I figured things had to be better on a train from Virginia to Massachusetts, even though I knew that eleven hours was going to be no picnic. Yet once again, on the ride north they did not announce the stops, and for whatever reason, train stations on the East Coast have little or no (most often no) signage. I only knew when to get off the train because I kept asking other people who looked like they knew what they were doing. No conductors to be seen, of course. By way of being fair to Amtrak, the way back was much better, both because that engineer deigned to announce stops as we pulled up and because I located the Quiet Car: no noisy undergrads drunk at 10 a.m., and no kicking, biting banshees whose poor beleaguered mothers thought were human children.


Boston, on the other hand, was lovely in every way. Perfect, unseasonably warm weather, a commuter-friendly public transportation system, and (best selling point of all) my little sister as hostess and tour guide. We did some of the classic tourist things—lunch in Quincey Market, afternoon at the Museum of Fine Arts, an accidental detour through a movie set (oops!), ice cream at J.P. Licks—but we did some less-classic tourist things too.
We spent Sunday at “The King’s Renaissance Faire” (the extra “e” is obligatory, so that you know it’s authentic), which wasn’t quite as good as the one in Maryland but did have the distinct advantage of having a tiger show. (Not a whip-cracking, big cats jumping through flaming hoops sort of show, but a “look at the pretty tiger: reduce, reuse, recycle, and don’t buy furniture made from illegally harvested timber in Southeast Asia” sort of show. How it ended up at a Ren Fest is beyond me, but the spokesman was wearing satyr horns, so that clearly signalled his belonging.) By the way, the joust was completely fixed (a bit of a disappointment after being to jousts where the winner was not determined beforehand to suit a hero/villain storyline), but it ended with a staged beheading, complete with spurting arteries, which was quite exciting.

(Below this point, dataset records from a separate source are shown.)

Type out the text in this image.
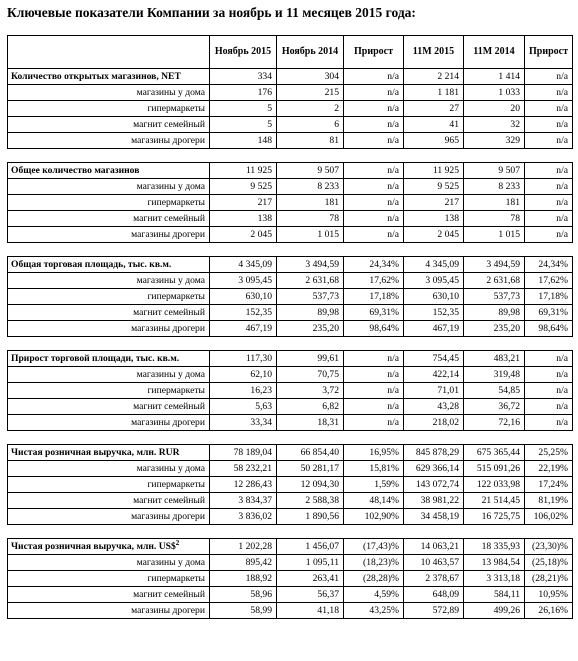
Ключевые показатели Компании за ноябрь и 11 месяцев 2015 года:
	Ноябрь 2015	Ноябрь 2014	Прирост	11M 2015	11M 2014	Прирост
Количество открытых магазинов, NET	334	304	n/a	2 214	1 414	n/a
магазины у дома	176	215	n/a	1 181	1 033	n/a
гипермаркеты	5	2	n/a	27	20	n/a
магнит семейный	5	6	n/a	41	32	n/a
магазины дрогери	148	81	n/a	965	329	n/a

Общее количество магазинов	11 925	9 507	n/a	11 925	9 507	n/a
магазины у дома	9 525	8 233	n/a	9 525	8 233	n/a
гипермаркеты	217	181	n/a	217	181	n/a
магнит семейный	138	78	n/a	138	78	n/a
магазины дрогери	2 045	1 015	n/a	2 045	1 015	n/a

Общая торговая площадь, тыс. кв.м.	4 345,09	3 494,59	24,34%	4 345,09	3 494,59	24,34%
магазины у дома	3 095,45	2 631,68	17,62%	3 095,45	2 631,68	17,62%
гипермаркеты	630,10	537,73	17,18%	630,10	537,73	17,18%
магнит семейный	152,35	89,98	69,31%	152,35	89,98	69,31%
магазины дрогери	467,19	235,20	98,64%	467,19	235,20	98,64%

Прирост торговой площади, тыс. кв.м.	117,30	99,61	n/a	754,45	483,21	n/a
магазины у дома	62,10	70,75	n/a	422,14	319,48	n/a
гипермаркеты	16,23	3,72	n/a	71,01	54,85	n/a
магнит семейный	5,63	6,82	n/a	43,28	36,72	n/a
магазины дрогери	33,34	18,31	n/a	218,02	72,16	n/a

Чистая розничная выручка, млн. RUR	78 189,04	66 854,40	16,95%	845 878,29	675 365,44	25,25%
магазины у дома	58 232,21	50 281,17	15,81%	629 366,14	515 091,26	22,19%
гипермаркеты	12 286,43	12 094,30	1,59%	143 072,74	122 033,98	17,24%
магнит семейный	3 834,37	2 588,38	48,14%	38 981,22	21 514,45	81,19%
магазины дрогери	3 836,02	1 890,56	102,90%	34 458,19	16 725,75	106,02%

Чистая розничная выручка, млн. US\$$^2$	1 202,28	1 456,07	(17,43)%	14 063,21	18 335,93	(23,30)%
магазины у дома	895,42	1 095,11	(18,23)%	10 463,57	13 984,54	(25,18)%
гипермаркеты	188,92	263,41	(28,28)%	2 378,67	3 313,18	(28,21)%
магнит семейный	58,96	56,37	4,59%	648,09	584,11	10,95%
магазины дрогери	58,99	41,18	43,25%	572,89	499,26	26,16%
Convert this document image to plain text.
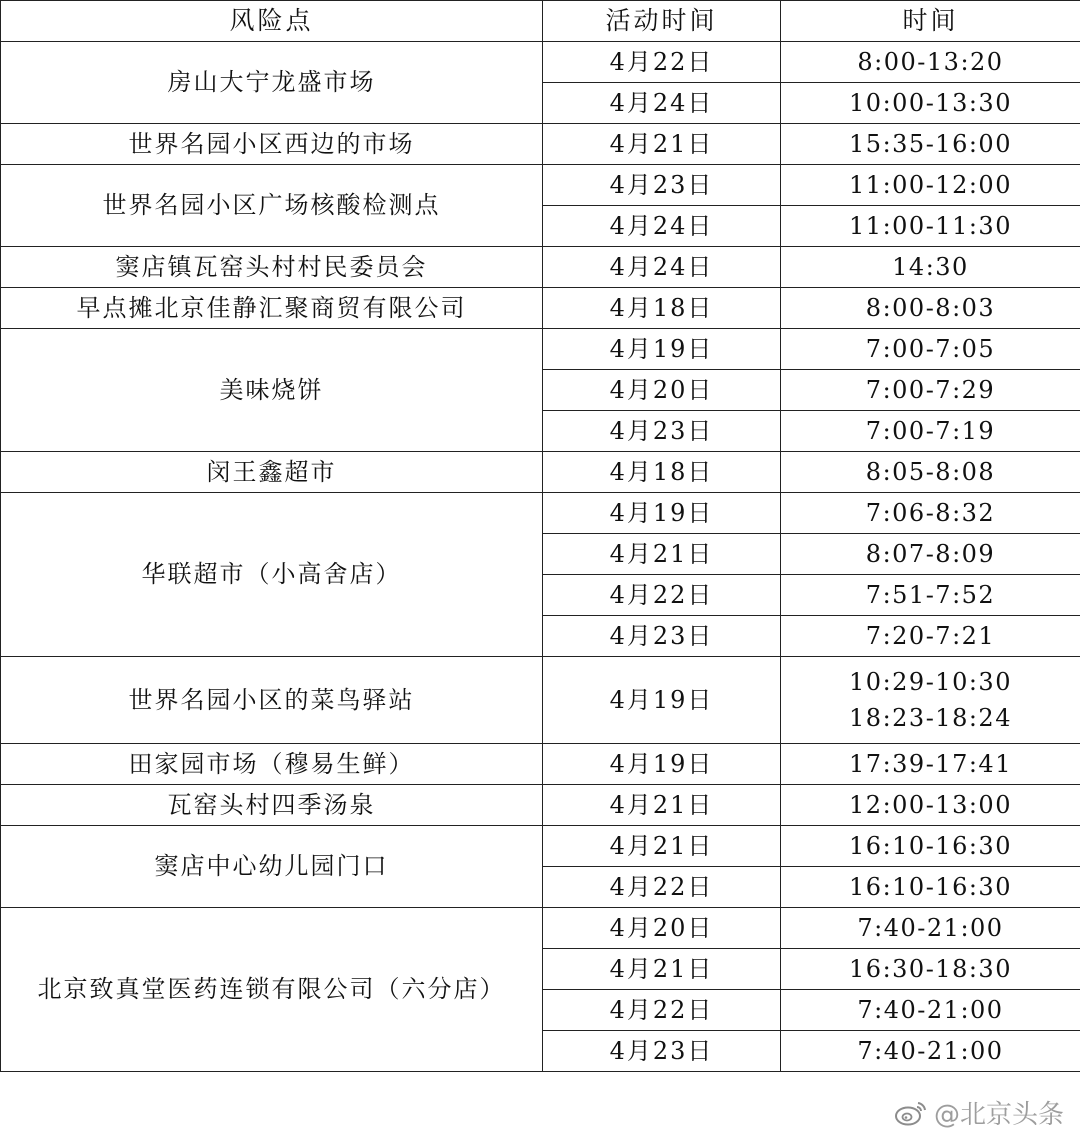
风险点	活动时间	时间
房山大宁龙盛市场	4月22日	8:00-13:20

	4月24日	10:00-13:30

世界名园小区西边的市场	4月21日	15:35-16:00

世界名园小区广场核酸检测点	4月23日	11:00-12:00

	4月24日	11:00-11:30

窦店镇瓦窑头村村民委员会	4月24日	14:30

早点摊北京佳静汇聚商贸有限公司	4月18日	8:00-8:03

美味烧饼	4月19日	7:00-7:05

	4月20日	7:00-7:29

	4月23日	7:00-7:19

闵王鑫超市	4月18日	8:05-8:08

华联超市（小高舍店）	4月19日	7:06-8:32

	4月21日	8:07-8:09

	4月22日	7:51-7:52

	4月23日	7:20-7:21

世界名园小区的菜鸟驿站	4月19日	10:29-10:30
18:23-18:24

田家园市场（穆易生鲜）	4月19日	17:39-17:41

瓦窑头村四季汤泉	4月21日	12:00-13:00

窦店中心幼儿园门口	4月21日	16:10-16:30

	4月22日	16:10-16:30

北京致真堂医药连锁有限公司（六分店）	4月20日	7:40-21:00

	4月21日	16:30-18:30

	4月22日	7:40-21:00

	4月23日	7:40-21:00
@北京头条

We also spent Columbus Day at the Arboretum near Jamaica Plain: it has a wonderful view of downtown Boston from the top of one of its hills, and all its plants are labeled: I now know what ash and plane trees look like. That pleases the linguist in me, not the botanist; I don’t care where the ash trees grow or what their life cycle is, but I, like our ancestor the first Gardener, am still in the business of knowing things' names. And besides all the dozens of dogs being walked on the trails (most of whom my sister stopped to pet), the Arboretum offers some lovely shady spots under oak trees just perfect for sitting and reading aloud. We started on The Pickwick Papers and, despite the fact that Dickens can run a sentence to the full length of a paragraph, he makes for excellent recitation. Just try A Christmas Carol this December and you’ll see. It was a perfect way for two bibliophiles to spend an afternoon.
I wish I could have stayed in Boston longer, but duty called, and they haven’t yet invented voicemail for that sort of thing. If they ever do, I’ll be first in line to let duty leave a message: I’ll be in the park reading Dickens with my sister!